Investors are cautioned that, except as disclosed in the management information circular or filing statement to be prepared in connection with the transaction, any information released or received with respect to the transaction may not be accurate or complete and should not be relied upon. Trading in the securities of Manado Gold Corp. should be considered highly speculative.

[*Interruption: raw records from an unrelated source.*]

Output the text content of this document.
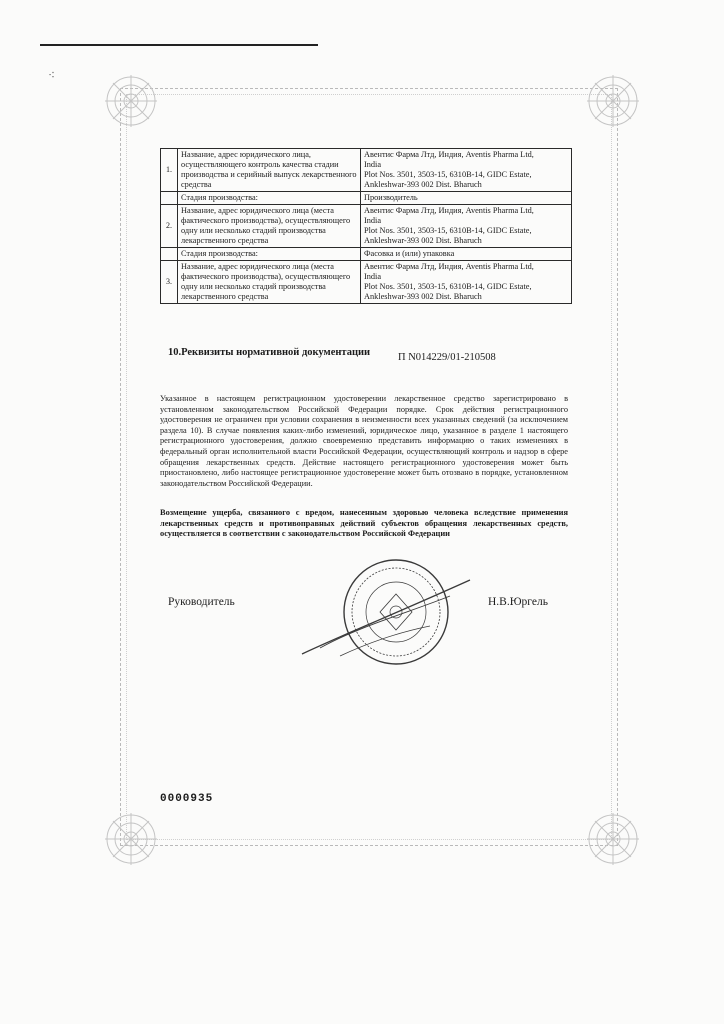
⁖
1.	Название, адрес юридического лица, осуществляющего контроль качества стадии производства и серийный выпуск лекарственного средства	Авентис Фарма Лтд, Индия, Aventis Pharma Ltd,
India
Plot Nos. 3501, 3503-15, 6310B-14, GIDC Estate,
Ankleshwar-393 002 Dist. Bharuch

	Стадия производства:	Производитель

2.	Название, адрес юридического лица (места фактического производства), осуществляющего одну или несколько стадий производства лекарственного средства	Авентис Фарма Лтд, Индия, Aventis Pharma Ltd,
India
Plot Nos. 3501, 3503-15, 6310B-14, GIDC Estate,
Ankleshwar-393 002 Dist. Bharuch

	Стадия производства:	Фасовка и (или) упаковка

3.	Название, адрес юридического лица (места фактического производства), осуществляющего одну или несколько стадий производства лекарственного средства	Авентис Фарма Лтд, Индия, Aventis Pharma Ltd,
India
Plot Nos. 3501, 3503-15, 6310B-14, GIDC Estate,
Ankleshwar-393 002 Dist. Bharuch
10.Реквизиты нормативной документации	П N014229/01-210508
Указанное в настоящем регистрационном удостоверении лекарственное средство зарегистрировано в установленном законодательством Российской Федерации порядке. Срок действия регистрационного удостоверения не ограничен при условии сохранения в неизменности всех указанных сведений (за исключением раздела 10). В случае появления каких-либо изменений, юридическое лицо, указанное в разделе 1 настоящего регистрационного удостоверения, должно своевременно представить информацию о таких изменениях в федеральный орган исполнительной власти Российской Федерации, осуществляющий контроль и надзор в сфере обращения лекарственных средств. Действие настоящего регистрационного удостоверения может быть приостановлено, либо настоящее регистрационное удостоверение может быть отозвано в порядке, установленном законодательством Российской Федерации.
Возмещение ущерба, связанного с вредом, нанесенным здоровью человека вследствие применения лекарственных средств и противоправных действий субъектов обращения лекарственных средств, осуществляется в соответствии с законодательством Российской Федерации
Руководитель	Н.В.Юргель
0000935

The TSX Venture Exchange Inc. has in no way passed upon the merits of this proposed transaction and has neither approved nor disapproved the contents of this news release.

Manado Gold Corp.
Logan Anderson
President

For further information, please contact:
Logan Anderson
Phone: (604) 685-4745
Email: manadogold@outlook.com
or
Investor Relations
Dave Ryan
Email: manadogold@outlook.com

Forward-Looking Statements Information set forth in this news release contains forward-looking statements that are based on assumptions as of the date of this news release. These statements reflect management’s current estimates, beliefs, intentions and expectations. They are not guarantees of future performance. Manado cautions that all forward-looking statements are inherently uncertain, and that actual performance may be affected by a number of material factors, many of which are beyond Manado’s control, including among others: that Manado will complete a private placement; that Manado will obtain all necessary court, shareholder and regulatory approvals for the arrangement; that Manado will be able to complete the arrangement as expected. Investors should be cautioned that all forward-looking statements are inherently subject to a variety of risks and uncertainties which could cause actual events or results to differ materially from those reflected in the forward-looking statements, including, without limitation: that Manado may not complete its private placement; that Manado may be unable to obtain all necessary court, shareholder and regulatory approvals for the arrangement as and when expected or at all; that the arrangement may not be completed as expected or at all. Accordingly, actual and future events, conditions and results may differ materially from the estimates, beliefs, intentions and expectations expressed or implied in the forward-looking information. Except as required under applicable securities legislation, Manado undertakes no obligation to publicly update or revise forward-looking information.

NEITHER TSX VENTURE EXCHANGE NOR ITS REGULATION SERVICES PROVIDER (AS THAT TERM IS DEFINED IN THE POLICIES OF THE TSX VENTURE EXCHANGE) ACCEPTS RESPONSIBILITY FOR THE ADEQUACY OR ACCURACY OF THIS RELEASE.